Esta resposta de Maria precisa ser considerada.  Ela chama a si mesma de “Serva do Senhor”.  O Evangelista São Lucas a havia chamado de “Virgem”, o anjo, de “cheia de graça”; e seus pais, de “Maria”.  O servo depende de seu senhor, da sua vontade.  E Maria, se auto identificou como a Serva do Senhor. A palavra do anjo é uma ordem: “Conceberás e darás à luz”;  que Maria aceita em sinal de obediência e alegria. É também importante notar que o Filho de Deus não se encarnou sem o consentimento daquela que devia ser sua mãe. Este exemplo se aplica aos dois fatores de nossa santificação: A graça de Deus e a cooperação da nossa vontade.

O exemplo da Virgem de Nazaré é para todos nós um convite a acolher com total abertura de espírito o Cristo que vem no Natal, que por amor se faz nosso irmão. Ele vem para trazer a paz ao mundo: “Paz na terra aos homens por Ele amados!” (Lc 2,14), como anunciaram os anjos aos pastores. O dom precioso do Natal é a paz, e Cristo é a nossa paz.
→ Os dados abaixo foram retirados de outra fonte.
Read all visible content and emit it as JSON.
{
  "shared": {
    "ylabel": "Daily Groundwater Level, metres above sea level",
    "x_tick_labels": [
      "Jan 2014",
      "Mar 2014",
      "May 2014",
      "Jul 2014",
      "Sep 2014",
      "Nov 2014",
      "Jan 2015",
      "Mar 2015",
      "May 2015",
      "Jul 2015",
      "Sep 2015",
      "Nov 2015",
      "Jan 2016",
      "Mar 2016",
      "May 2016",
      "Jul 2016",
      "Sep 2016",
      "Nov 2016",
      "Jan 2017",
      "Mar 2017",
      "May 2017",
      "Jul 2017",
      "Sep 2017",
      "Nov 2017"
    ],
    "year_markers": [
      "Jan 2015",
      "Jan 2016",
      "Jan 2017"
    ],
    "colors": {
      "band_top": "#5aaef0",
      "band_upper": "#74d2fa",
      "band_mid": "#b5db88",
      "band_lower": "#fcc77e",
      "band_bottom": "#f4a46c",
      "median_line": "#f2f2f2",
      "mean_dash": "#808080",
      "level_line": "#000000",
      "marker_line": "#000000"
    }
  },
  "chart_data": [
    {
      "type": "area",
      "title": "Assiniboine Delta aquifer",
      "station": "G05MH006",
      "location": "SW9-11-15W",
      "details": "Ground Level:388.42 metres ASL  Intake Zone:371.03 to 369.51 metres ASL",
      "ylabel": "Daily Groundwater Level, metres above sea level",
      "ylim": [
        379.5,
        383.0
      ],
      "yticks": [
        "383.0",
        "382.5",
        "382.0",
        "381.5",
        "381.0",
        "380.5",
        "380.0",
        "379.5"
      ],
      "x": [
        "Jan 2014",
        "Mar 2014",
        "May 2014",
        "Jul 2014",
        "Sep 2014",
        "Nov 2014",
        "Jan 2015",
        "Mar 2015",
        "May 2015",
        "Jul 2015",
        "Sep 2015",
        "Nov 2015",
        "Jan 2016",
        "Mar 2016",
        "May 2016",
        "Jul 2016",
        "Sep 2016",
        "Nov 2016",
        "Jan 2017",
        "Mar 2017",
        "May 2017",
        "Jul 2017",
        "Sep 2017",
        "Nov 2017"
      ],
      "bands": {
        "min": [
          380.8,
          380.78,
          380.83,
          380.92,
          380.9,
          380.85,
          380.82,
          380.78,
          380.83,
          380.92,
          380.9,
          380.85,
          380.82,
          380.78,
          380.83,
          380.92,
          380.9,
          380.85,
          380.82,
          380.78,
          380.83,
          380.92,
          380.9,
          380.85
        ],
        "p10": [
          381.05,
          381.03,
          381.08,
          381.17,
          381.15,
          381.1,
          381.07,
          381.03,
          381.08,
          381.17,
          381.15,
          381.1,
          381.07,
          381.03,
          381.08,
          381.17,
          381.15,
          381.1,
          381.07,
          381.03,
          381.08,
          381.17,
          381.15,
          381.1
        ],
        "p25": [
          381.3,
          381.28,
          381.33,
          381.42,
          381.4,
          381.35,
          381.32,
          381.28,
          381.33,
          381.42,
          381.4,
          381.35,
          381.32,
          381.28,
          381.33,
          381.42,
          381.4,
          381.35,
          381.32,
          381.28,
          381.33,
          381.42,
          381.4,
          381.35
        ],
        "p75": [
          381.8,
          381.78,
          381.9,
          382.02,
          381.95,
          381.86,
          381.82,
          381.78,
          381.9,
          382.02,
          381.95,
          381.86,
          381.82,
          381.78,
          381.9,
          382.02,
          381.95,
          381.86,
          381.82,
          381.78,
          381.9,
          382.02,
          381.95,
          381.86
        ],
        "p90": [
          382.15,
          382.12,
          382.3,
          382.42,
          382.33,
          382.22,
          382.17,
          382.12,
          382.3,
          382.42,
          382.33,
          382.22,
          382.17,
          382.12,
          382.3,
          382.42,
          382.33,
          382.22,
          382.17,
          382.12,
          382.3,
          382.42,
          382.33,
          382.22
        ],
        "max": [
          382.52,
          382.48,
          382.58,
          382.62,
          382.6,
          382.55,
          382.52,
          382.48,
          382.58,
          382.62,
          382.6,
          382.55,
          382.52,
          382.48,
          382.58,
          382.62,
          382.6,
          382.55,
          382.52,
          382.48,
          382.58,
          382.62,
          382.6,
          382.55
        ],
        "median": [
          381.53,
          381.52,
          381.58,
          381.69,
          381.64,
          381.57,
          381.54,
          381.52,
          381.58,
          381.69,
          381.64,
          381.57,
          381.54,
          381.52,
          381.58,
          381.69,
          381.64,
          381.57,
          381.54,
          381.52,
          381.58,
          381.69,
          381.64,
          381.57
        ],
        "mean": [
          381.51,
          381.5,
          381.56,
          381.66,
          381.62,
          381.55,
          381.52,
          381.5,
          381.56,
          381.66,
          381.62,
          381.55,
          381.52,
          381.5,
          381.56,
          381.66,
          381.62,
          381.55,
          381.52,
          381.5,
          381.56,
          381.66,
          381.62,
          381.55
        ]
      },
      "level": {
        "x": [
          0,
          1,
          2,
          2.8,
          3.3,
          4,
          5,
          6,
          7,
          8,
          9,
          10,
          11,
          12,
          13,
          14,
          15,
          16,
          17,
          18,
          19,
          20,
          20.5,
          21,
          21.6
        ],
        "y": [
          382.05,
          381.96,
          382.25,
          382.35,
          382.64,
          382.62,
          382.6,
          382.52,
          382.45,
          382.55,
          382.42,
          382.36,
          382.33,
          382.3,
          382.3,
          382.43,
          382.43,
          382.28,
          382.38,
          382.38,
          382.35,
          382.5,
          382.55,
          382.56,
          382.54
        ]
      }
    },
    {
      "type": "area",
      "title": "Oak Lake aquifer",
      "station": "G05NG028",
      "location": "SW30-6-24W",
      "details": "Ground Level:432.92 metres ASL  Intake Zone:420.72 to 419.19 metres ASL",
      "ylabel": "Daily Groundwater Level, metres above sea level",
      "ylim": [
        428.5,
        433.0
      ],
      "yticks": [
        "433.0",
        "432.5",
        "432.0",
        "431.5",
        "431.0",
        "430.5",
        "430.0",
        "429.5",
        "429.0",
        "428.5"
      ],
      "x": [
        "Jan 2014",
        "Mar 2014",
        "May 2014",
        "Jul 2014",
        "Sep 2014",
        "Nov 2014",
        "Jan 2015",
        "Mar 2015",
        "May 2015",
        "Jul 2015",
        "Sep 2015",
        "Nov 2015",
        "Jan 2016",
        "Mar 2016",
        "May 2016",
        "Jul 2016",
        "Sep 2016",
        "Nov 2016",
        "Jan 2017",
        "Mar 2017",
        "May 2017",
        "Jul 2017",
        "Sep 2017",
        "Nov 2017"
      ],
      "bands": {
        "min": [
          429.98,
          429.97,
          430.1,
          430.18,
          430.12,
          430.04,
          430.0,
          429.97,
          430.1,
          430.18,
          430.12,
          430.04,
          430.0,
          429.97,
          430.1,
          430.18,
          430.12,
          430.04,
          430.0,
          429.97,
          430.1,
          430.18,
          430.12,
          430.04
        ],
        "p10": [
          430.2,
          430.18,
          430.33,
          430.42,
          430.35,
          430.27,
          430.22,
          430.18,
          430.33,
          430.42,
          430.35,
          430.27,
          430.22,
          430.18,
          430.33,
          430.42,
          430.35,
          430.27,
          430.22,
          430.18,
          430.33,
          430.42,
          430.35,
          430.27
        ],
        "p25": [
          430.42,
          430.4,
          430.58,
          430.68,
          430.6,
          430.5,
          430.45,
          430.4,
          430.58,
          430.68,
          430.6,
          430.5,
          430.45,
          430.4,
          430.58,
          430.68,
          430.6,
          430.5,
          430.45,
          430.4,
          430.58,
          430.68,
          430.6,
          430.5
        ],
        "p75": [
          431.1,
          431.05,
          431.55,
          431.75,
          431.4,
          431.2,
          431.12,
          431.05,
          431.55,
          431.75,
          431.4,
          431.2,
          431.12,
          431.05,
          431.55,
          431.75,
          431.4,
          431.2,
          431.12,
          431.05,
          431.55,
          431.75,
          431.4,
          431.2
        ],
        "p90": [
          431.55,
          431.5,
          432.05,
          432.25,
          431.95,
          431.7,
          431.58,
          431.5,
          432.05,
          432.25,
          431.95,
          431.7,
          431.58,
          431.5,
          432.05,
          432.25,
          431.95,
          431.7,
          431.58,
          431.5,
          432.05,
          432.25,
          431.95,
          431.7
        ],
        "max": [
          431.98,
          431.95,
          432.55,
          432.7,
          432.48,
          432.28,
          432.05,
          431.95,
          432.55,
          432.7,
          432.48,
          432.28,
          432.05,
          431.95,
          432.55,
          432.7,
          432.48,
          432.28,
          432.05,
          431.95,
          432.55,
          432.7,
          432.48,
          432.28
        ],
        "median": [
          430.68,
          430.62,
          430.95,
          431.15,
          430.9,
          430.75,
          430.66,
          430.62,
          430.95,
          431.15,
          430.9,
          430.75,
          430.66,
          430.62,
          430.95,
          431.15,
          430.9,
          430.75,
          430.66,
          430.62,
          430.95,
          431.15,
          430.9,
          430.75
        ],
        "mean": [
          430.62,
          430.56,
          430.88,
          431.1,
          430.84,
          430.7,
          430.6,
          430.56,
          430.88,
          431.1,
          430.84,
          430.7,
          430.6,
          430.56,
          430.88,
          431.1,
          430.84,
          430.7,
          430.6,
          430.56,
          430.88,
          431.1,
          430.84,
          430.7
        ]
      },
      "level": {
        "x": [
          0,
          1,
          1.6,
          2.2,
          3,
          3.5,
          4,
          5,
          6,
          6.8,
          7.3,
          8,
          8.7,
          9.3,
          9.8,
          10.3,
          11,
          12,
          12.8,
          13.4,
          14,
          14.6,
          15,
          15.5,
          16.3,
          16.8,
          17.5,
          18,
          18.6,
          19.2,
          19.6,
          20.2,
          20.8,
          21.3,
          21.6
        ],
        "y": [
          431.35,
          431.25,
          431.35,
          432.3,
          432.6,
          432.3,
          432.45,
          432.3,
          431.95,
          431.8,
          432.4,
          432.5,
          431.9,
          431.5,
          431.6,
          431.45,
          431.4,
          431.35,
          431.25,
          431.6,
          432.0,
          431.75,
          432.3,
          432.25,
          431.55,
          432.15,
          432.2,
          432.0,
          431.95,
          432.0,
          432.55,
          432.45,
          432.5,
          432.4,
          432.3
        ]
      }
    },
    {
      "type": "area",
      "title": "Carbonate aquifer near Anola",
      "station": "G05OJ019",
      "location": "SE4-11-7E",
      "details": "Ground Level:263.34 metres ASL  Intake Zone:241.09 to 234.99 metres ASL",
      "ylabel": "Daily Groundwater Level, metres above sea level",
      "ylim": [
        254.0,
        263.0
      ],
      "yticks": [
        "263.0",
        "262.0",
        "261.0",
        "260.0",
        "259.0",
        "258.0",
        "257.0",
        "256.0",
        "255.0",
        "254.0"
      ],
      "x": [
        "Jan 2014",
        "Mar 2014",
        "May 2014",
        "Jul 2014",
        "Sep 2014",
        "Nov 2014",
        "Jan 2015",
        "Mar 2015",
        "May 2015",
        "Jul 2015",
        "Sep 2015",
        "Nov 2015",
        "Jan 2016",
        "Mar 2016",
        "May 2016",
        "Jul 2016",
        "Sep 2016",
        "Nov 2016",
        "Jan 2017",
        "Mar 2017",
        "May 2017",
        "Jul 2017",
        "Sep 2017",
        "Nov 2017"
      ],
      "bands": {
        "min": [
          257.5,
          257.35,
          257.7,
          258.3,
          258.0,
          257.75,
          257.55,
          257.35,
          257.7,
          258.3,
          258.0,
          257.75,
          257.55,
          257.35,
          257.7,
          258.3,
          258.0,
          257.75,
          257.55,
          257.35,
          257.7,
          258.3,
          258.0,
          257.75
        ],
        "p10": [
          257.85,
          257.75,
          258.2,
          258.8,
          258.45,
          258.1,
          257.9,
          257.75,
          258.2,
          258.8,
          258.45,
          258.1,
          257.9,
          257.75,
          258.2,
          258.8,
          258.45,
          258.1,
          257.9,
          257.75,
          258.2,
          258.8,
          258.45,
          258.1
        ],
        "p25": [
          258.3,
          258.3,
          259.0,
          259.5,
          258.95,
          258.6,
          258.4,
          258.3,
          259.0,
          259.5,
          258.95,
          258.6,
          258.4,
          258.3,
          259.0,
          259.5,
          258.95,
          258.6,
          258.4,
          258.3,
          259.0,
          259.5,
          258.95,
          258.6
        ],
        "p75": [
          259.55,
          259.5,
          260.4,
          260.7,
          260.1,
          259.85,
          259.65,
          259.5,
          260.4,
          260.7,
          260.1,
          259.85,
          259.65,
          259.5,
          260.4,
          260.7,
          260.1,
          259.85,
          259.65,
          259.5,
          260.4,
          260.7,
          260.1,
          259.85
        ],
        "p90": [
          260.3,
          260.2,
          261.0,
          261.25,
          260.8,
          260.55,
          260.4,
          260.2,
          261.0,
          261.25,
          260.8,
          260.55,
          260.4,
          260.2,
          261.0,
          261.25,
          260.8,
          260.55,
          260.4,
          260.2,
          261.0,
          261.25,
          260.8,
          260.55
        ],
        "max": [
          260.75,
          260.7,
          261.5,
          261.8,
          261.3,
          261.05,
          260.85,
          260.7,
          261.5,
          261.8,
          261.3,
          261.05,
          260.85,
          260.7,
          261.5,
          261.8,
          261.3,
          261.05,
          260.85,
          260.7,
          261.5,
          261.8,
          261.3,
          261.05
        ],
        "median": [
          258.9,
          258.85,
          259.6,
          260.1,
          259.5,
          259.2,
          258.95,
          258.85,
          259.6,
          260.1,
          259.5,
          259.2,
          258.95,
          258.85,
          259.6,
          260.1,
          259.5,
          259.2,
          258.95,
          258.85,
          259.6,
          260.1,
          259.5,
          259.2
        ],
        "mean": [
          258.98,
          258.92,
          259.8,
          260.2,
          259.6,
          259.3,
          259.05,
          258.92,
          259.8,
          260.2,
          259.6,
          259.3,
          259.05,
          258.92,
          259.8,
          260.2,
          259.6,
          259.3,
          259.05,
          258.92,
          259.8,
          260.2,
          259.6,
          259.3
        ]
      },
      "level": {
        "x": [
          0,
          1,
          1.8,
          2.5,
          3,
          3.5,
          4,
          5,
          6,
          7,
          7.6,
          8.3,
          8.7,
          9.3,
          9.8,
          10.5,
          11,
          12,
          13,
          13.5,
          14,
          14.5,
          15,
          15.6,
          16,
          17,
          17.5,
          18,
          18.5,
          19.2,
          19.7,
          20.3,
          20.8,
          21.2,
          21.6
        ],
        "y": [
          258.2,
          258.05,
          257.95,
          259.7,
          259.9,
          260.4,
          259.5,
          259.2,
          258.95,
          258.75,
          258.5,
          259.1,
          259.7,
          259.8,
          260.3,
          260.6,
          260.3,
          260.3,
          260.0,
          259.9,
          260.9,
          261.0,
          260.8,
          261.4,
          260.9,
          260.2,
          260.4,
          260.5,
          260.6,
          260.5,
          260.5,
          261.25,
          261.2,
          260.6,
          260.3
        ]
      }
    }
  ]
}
Preparemo-nos para celebrar dignamente o Natal já próximo. Sigamos com Maria e José rumo a Belém. Que os nossos passos caminhem em direção ao Menino Jesus que nasce; e os nossos olhos se abram para que possamos ver e reconhecer o Filho de Deus entre nós e que possamos abrir de par em par as portas do nosso coração para acolhê-lo.  Um feliz Natal a todos!  Assim seja.